Begin jaren tachtig was het volop crisis in de Nederlandse filmwereld. Het bioscoopbezoek, in 1978 nog goed voor 30 miljoen verkochte kaartjes, was in 1983 gedaald naar 21 miljoen. Lang had het bioscoopbedrijf de terugloop kunnen maskeren met het verhogen van de entreeprijzen, maar nu moest er structureel iets gebeuren. Er waren te veel zalen, die veelal verouderd waren. Bruinstroop: “Slechts een paar zalen hadden Dolby. De theaters waren niet ingericht op de vraag naar consumpties, ze hadden allemaal heel bescheiden buffetjes. De opbrengst van bioscoopreclame was klein. En dan had je in de grote steden de constante strijd tussen het City-concern en Tuschinski, echt een oorlogssfeer.”
Tuschinski was in handen van de Britse Rank-organisatie, die niet langer wilde investeren in de verliesgevende Hollandse tak. “Er werd geleurd, en het is eigenlijk te danken aan Frans Afman dat Cannon in Nederland geïntroduceerd werd.” De in 2011 overleden Frans J. Afman is een cruciale figuur in het Cannon-verhaal. Als bankier bij Slavenburg had hij internationale filmfinanciering naar Nederland gebracht. Toen Slavenburg een onderdeel van de Credit Lyonnais-groep werd, runde hij er zijn eigen Entertainment Business Division.
Bruinstroop: “Het waren Afman en Concorde-baas Robbert Wijsmuller die Cannon duidelijk maakten: kom naar Nederland.
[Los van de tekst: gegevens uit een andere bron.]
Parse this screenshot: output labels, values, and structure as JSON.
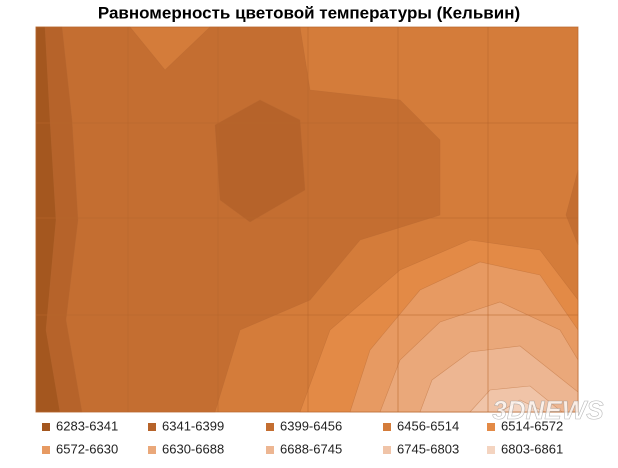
{
  "chart_data": {
    "type": "contour",
    "title": "Равномерность цветовой температуры (Кельвин)",
    "legend": [
      {
        "label": "6283-6341",
        "color": "#a4571f"
      },
      {
        "label": "6341-6399",
        "color": "#b6632a"
      },
      {
        "label": "6399-6456",
        "color": "#c46e31"
      },
      {
        "label": "6456-6514",
        "color": "#d47c3a"
      },
      {
        "label": "6514-6572",
        "color": "#e38a46"
      },
      {
        "label": "6572-6630",
        "color": "#e79a62"
      },
      {
        "label": "6630-6688",
        "color": "#eaa87a"
      },
      {
        "label": "6688-6745",
        "color": "#edb692"
      },
      {
        "label": "6745-6803",
        "color": "#f0c4a8"
      },
      {
        "label": "6803-6861",
        "color": "#f4d4c0"
      }
    ],
    "watermark": "3DNEWS"
  }
}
Op de avond dat het contract getekend zou worden kreeg ik de benoeming van Menahem Golan om het concern te runnen. Zeer tegen de zin van de andere grijze pakken die toen daarbij aan tafel zaten: ik was te jong, had geen ervaring.” Het was zomer 1984, en het leek wel of Cannon Film uit de lucht was komen vallen.

Kibboets-films
De Israëlische filmproducenten Menahem Golan (1929) en Yoram Globus (1942) waren volle neven. Golan was de creatieve man van het duo, Globus de financiële, maar feitelijk namen ze gezamenlijk hun beslissingen. Hollywood was het lichtend voorbeeld, en daar kregen ze in 1979 een voet aan de grond. De twee wisten de complete catalogus van de kwakkelende Amerikaanse exploitation-studio Cannon in Cannes aan de man te brengen. Met het verdiende winstaandeel namen ze het bedrijf over en verhuisden ze naar Los Angeles.
Onder het motto ‘een film van tien miljoen dollar komt altijd uit de kosten’ produceerden ze hun zogenaamde kibboetsfilms. Het was Hollywood fast food: mooi op het plaatje, maar snel gefabriceerd met goedkope ingrediënten. Franco Nero (Enter the Ninja), Sylvia Kristel (Lady Chatterley’s Lover) en Charles Bronson (Death Wish 2) waren grote namen op hun retour, maar goed genoeg voor Cannon. Door de productie- en loonkosten laag te houden en veel energie en geld te steken in campagnes creëerden ze in korte tijd een goedlopende catalogus aan pulpfilms die het vooral uitstekend deden in de videotheek. Dat de buitenwereld hun output smalend afdeed als ’the Golan depths’ deerde de heren niet.
Eenmaal eigenaar van Tuschinski maakte Cannon plannen om op het Leidseplein een groot nieuw bioscoopcomplex neer te zetten. Dat leidde tot de nodige commotie, plus een advies uit de branche: koop City op, dan zijn jullie goedkoper uit. En zo geschiedde. Binnen een jaar beheerde Cannon 75 procent van de bioscopen in de Randstad: 44 theaters.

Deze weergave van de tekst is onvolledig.